Assessing the Potential for Hepatotoxicity for Combination Therapy of Valproate (VPA) and (CBD) using Quantitative Systems Toxicology (QST)

Conference: AASLD
Software: DILIsym®

Highly purified cannabidiol (CBD) (approved as Epidiolex in the US) is efficacious in treating seizures associated with Dravet syndrome (DS), Lennox-Gastaut syndrome (LGS), and Tuberous Sclerosis Complex (TSC).  In Epidiolex clinical trials, frequent and dose-dependent elevations in serum alanine aminotransferase (ALT) were observed. In Epidiolex-treated patients with LGS or DS (10 or 20 mg/kg/day dosages), the incidence of ALT elevations >3x the upper limit of normal (ULN) was 21% in participants taking CBD with concomitant valproate (VPA) compared with 3% in participants not taking VPA; this interaction was not pharmacokinetic.

Here, we aimed to identify the mechanism(s) accounting for the higher incidence of ALT elevation observed in individuals treated with VPA and CBD by using a Quantitative Systems Toxicology (QST) model of hepatotoxicity (DILIsym®) to test the hypothesis that increased incidence of ALT elevation was due to VPA and CBD (or metabolites of each) inhibiting mitochondrial respiration.
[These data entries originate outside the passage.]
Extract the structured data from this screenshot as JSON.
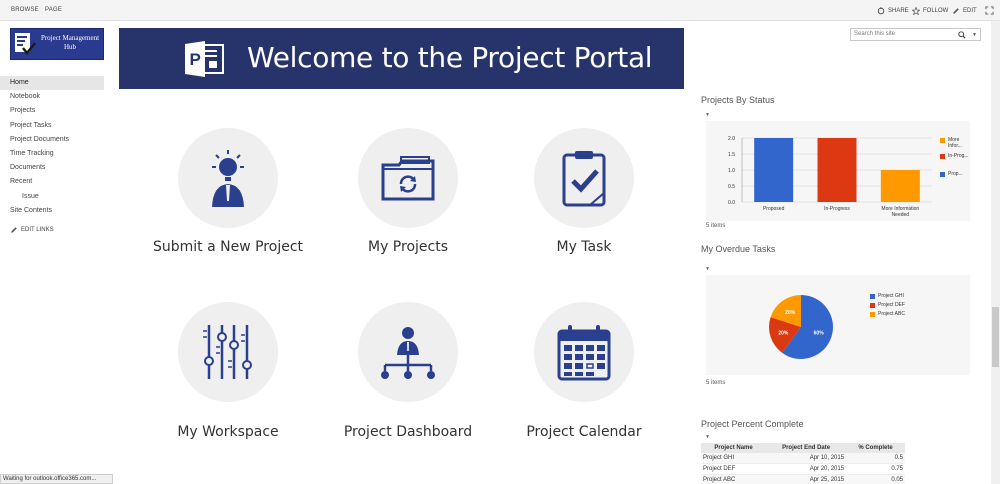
{
  "ribbon": {
    "tabs": [
      "BROWSE",
      "PAGE"
    ],
    "actions": {
      "share": "SHARE",
      "follow": "FOLLOW",
      "edit": "EDIT"
    }
  },
  "logo": {
    "text": "Project Management Hub"
  },
  "nav": {
    "items": [
      {
        "label": "Home",
        "selected": true
      },
      {
        "label": "Notebook"
      },
      {
        "label": "Projects"
      },
      {
        "label": "Project Tasks"
      },
      {
        "label": "Project Documents"
      },
      {
        "label": "Time Tracking"
      },
      {
        "label": "Documents"
      },
      {
        "label": "Recent"
      },
      {
        "label": "Issue",
        "indent": true
      },
      {
        "label": "Site Contents"
      }
    ],
    "edit_links": "EDIT LINKS"
  },
  "banner": {
    "title": "Welcome to the Project Portal"
  },
  "tiles": [
    {
      "label": "Submit a New Project",
      "icon": "lightbulb-person-icon"
    },
    {
      "label": "My Projects",
      "icon": "folder-sync-icon"
    },
    {
      "label": "My Task",
      "icon": "clipboard-check-icon"
    },
    {
      "label": "My Workspace",
      "icon": "sliders-icon"
    },
    {
      "label": "Project Dashboard",
      "icon": "org-chart-icon"
    },
    {
      "label": "Project Calendar",
      "icon": "calendar-icon"
    }
  ],
  "search": {
    "placeholder": "Search this site"
  },
  "status_chart": {
    "title": "Projects By Status",
    "items": "5 items",
    "chart_data": {
      "type": "bar",
      "categories": [
        "Proposed",
        "In-Progress",
        "More Information Needed"
      ],
      "values": [
        2,
        2,
        1
      ],
      "ylim": [
        0,
        2
      ],
      "yticks": [
        "0.0",
        "0.5",
        "1.0",
        "1.5",
        "2.0"
      ],
      "colors": [
        "#3366cc",
        "#dc3912",
        "#ff9900"
      ],
      "legend": [
        "More Infor...",
        "In-Prog...",
        "Prop..."
      ],
      "legend_colors": [
        "#ff9900",
        "#dc3912",
        "#3366cc"
      ],
      "grid": true,
      "legend_position": "right"
    }
  },
  "overdue_chart": {
    "title": "My Overdue Tasks",
    "items": "5 items",
    "chart_data": {
      "type": "pie",
      "categories": [
        "Project GHI",
        "Project DEF",
        "Project ABC"
      ],
      "values": [
        60,
        20,
        20
      ],
      "labels": [
        "60%",
        "20%",
        "20%"
      ],
      "colors": [
        "#3366cc",
        "#dc3912",
        "#ff9900"
      ],
      "legend_position": "right"
    }
  },
  "percent_table": {
    "title": "Project Percent Complete",
    "columns": [
      "Project Name",
      "Project End Date",
      "% Complete"
    ],
    "rows": [
      [
        "Project GHI",
        "Apr 10, 2015",
        "0.5"
      ],
      [
        "Project DEF",
        "Apr 20, 2015",
        "0.75"
      ],
      [
        "Project ABC",
        "Apr 25, 2015",
        "0.05"
      ]
    ]
  },
  "status_bar": {
    "text": "Waiting for outlook.office365.com..."
  }
}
Thus, we assessed any effect of CBD, and its two main plasma metabolites (7-COOH-CBD, 7-OH-CBD) using in vitro assays that can provide output variables associated with three hepatotoxic mechanisms: production of reactive oxygen stress (ROS), mitochondrial dysfunction, and inhibition of bile acid (BA) transporters. We also verified the ability of VPA to inhibit mitochondrial respiration.  These in vitro data were used to quantify drug and metabolite effects which, combined with predicted liver exposure values, parameterized the DILIsym mathematical model to predict the likelihood of liver toxicity for the following scenarios: administration of VPA only, CBD only, and VPA plus CBD.

Simulation results with VPA alone with mitogenesis in the model were consistent with clinical observations (5-10% with ALT >3x ULN): ALT levels were transiently elevated (12% simulated ALT >3x ULN) and resolved upon continued dosing. Simulations of CBD alone predicted delayed dose-dependent ALT elevations consistent with clinical experience.  Mechanistic investigation simulations revealed that 1) oxidative stress was most likely the dominant hepatoxicity mechanism underlying the predicted ALT elevations for CBD, and 2) the parent molecule, CBD, provided the largest contribution to simulated toxicity, while the two metabolites 7-COOH-CBD and 7-OH-CBD had less significant contributions.  For concomitant therapy simulations, VPA was dosed alone for two weeks prior to the addition of CBD.  The predicted frequency of ALT elevations (>3x ULN) for CBD added to VPA treatment (2/285 simulated patients) did not differ from the frequency predicted in simulations when only CBD was dosed, largely because the VPA-induced ALT elevations had resolved before the CBD-induced elevations.

We, therefore, conclude that interference with mitochondrial respiration does not account for the large increase in the frequency of ALT elevations observed in VPA-treated patients who start treatment with CBD.

To be presented at the FDA/CDER and AASLD 2021 DILI Conference XVIII, April 20-22nd.